Contact maintainer@bioconductor.org with any questions.
# Bug fixes 

A bug fix may involve a change to the metadata, data resource or both.

## Update the resource 

* The replacement resource must have the same name as the original

* Notify maintainer@bioconductor.org that you want to replace the data
  and make the files available via dropbox, ftp, etc. 

## Update the metadata

New metadata records can be added for new resources but modifying existing
records is discouraged. Record modification will only be done in the case of 
bug fixes.

* Notify maintainer@bioconductor.org that you want to change the metadata

* Update make-metadata.R with modified information

* Bump the package version and commit to svn/git

# Remove resources

Removing resources should be done with caution. The intent is that
ExperimentHub be a 'reproducible' resource by providing a stable snapshot
of the data. Data made available in Bioconductor version x.y.z should be
available for all versions greater than x.y.z. Unfortunately this is not 
always possible. If you find it necessary to remove data from ExperimentHub 
please contact maintainer@bioconductor.org for assistance.

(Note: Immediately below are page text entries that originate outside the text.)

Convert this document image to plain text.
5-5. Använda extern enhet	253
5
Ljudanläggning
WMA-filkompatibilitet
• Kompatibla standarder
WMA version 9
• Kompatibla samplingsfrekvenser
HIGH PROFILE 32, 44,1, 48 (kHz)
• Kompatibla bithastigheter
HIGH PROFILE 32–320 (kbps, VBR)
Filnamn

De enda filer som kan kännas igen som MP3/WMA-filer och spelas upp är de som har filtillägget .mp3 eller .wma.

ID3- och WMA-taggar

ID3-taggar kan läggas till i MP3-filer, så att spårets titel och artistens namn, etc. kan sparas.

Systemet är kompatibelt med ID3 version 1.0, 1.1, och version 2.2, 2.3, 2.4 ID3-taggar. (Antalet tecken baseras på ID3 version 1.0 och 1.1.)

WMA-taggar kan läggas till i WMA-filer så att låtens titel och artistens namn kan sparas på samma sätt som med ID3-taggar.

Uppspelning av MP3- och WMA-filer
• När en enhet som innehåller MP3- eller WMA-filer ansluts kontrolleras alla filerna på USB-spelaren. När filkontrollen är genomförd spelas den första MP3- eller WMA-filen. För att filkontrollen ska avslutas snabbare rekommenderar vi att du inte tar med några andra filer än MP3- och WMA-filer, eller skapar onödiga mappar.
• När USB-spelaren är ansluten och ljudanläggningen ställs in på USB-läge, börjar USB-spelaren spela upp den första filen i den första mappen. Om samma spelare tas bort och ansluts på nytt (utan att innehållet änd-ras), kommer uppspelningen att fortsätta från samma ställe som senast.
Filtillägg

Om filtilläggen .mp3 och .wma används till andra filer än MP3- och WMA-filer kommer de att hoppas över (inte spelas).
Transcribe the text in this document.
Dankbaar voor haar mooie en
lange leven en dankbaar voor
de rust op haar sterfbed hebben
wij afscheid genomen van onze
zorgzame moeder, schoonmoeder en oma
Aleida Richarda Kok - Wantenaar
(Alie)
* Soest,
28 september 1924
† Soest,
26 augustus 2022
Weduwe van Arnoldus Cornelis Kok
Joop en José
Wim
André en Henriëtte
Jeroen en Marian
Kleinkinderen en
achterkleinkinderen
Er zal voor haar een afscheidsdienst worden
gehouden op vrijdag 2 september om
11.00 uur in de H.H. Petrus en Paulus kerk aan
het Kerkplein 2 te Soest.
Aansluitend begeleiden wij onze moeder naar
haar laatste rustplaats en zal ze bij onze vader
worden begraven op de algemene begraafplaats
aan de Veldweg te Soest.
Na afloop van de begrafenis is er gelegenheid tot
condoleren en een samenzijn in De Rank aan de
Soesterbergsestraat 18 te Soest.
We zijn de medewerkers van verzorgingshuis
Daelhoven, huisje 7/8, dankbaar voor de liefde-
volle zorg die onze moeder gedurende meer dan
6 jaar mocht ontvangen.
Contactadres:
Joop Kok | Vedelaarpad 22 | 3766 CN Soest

When a resource is removed from ExperimentHub the 'status' field in the 
metadata is modified to explain why they are no longer available. Once
this status is changed the ExperimentHub() constructor will not list the 
resource among the available ids. An attempt to extract the resource with 
'[[' and the EH id will return an error along with the status message.


# `ExperimentHub_docker`

The [ExperimentHub_docker](https://github.com/Bioconductor/ExperimentHub_docker)
offers an isolated test environment for inserting / extracting metadata records
in the `ExperimentHub` database. The README in the package explains how to
set up the Docker and inserting records is done with
`ExperimentHub::addResources()`.

In general this level of testing should not be necessary when submitting
a package with new resources. The best way to validate record metadata is to 
read inst/extdata/metadata.csv with `ExperimentHubData::readMetadataFromCsv()`.
If that is successful the metadata are ready to go.